Kunstverglasungen für Kirchenfenster
   Zudem legt Lankermann viel Wert auf ein gutes Betriebsklima, das fördere die Motivation. "Die Chemie stimmt", bestätigt auch Markus Fingerhut, der gerade eine Schreibtisch-Glasplatte auf den Millimeter genau zuschneidet. Seit zehn Jahren arbeitet der Geselle bei Scholl.

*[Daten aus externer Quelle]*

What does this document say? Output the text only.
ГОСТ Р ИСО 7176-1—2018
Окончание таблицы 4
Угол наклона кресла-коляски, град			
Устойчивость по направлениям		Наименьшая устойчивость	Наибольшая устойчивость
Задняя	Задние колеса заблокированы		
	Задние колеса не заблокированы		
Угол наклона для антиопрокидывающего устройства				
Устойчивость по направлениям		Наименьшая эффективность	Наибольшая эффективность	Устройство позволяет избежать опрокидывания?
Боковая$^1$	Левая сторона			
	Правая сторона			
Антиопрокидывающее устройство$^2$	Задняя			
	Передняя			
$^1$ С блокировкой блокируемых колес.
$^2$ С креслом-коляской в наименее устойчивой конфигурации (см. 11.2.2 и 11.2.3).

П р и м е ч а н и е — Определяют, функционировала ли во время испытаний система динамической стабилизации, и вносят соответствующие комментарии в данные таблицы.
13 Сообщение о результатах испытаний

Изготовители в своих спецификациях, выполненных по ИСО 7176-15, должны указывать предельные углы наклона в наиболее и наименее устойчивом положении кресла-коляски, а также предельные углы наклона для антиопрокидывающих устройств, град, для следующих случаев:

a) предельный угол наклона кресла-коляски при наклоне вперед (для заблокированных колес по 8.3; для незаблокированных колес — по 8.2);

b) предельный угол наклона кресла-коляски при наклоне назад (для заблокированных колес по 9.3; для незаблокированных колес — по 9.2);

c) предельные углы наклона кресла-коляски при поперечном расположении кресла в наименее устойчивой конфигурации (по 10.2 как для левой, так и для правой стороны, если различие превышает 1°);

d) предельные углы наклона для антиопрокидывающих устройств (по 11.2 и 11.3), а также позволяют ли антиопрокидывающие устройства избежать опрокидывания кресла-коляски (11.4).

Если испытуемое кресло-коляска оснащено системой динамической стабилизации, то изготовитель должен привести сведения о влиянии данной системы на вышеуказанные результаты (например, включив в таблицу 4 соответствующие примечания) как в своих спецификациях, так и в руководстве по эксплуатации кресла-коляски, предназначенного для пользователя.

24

   In dieser Zeit hat sich das Angebot der Firma immer mehr der Nachfrage angepasst. Aufwändige Kunstverglasungen, zum Beispiel Kirchenfenster, für die der Handwerksbetrieb seit seiner Gründung 1727 berühmt ist und bis nach Südamerika exportiert hat, werden nur noch selten verlangt. Gefertigt wird mittlerweile fast alles: bis zu modernen Sandstrahldekoren, die am Computer entworfen und dann aufs Glas gezaubert werden. "Unser Renner sind derzeit auf Maß angefertigte Glasduschen und Glasschiebetüren als Raumteiler", berichtet Lankermann. Darüber hinaus produziert der 31-Jährige jetzt auch Werbebeschriftungen und Kunststofffenster - Innovationen und Service sind gefragt.
   Dazu gehört natürlich ebenso eine informative Internet-Seite. Den wirklich gelungenen Online-Auftritt hat Dirk Lankermann übrigens selbst programmiert. Schließlich ist er ja auch ein Computer-Experte. (NRZ)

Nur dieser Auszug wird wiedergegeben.